- The type-a-few-letters-and-it-narrows-the-list-down list. I remember seeing this one in one of the major PC apps in the 80s and going "oooohhh" kind of like the little green men in Toy Story. It hasn't lost any of its appeal. Wikipedia added it to its search field a while back, and it's a welcome addition.
- The field-that-remembers-what-you've-put-in-it-previously. This is a standard browser feature (or plug-in), but I remember life without it and I like life with it better. Besides the obvious convenience of not having to type that 20-digit account number over and over again, it helps ensure consistency. The usual implementation is even a bit smarter than I imply: it can remember what you've put in similar fields, possibly in other pages entirely, so it can suggest your usual email address in a new "email" field it sees.
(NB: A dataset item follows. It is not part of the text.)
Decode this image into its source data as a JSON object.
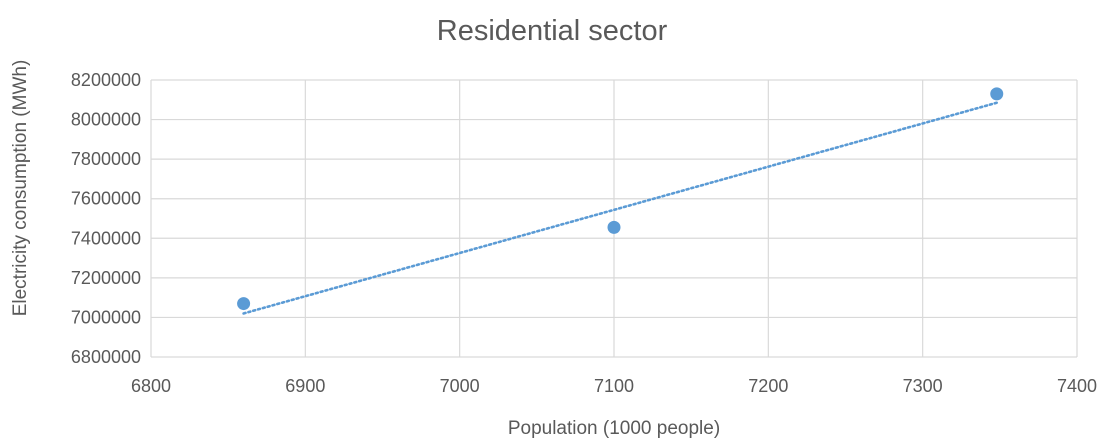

This is exactly the kind of small-scale memory that makes UIs more intelligent, and as I've argued before, "intelligence" here isn't just metaphor. The UI is intelligent in the same sense as an animal is. I'll hasten to add that a smart fields like I'm describing are of course not intelligent in the classical AI sense of being able to pass a Turing test. For me, that just says there are more kinds of useful intelligence than being able to converse like a human. But that's a whole other long discussion.
Note that both of these features can be handled either locally (as when the browser remembers addresses you've typed into "Address" fields) or remotely (as with Wikipedia's article titles) [More accurately, the knowledge can be stored locally, remotely or both, and the processing of that knowledge can also happen locally, remotely or both, mostly mix-n-match]. While the basic features don't inherently require AJAX, AJAX can certainly make them more widespread and useful.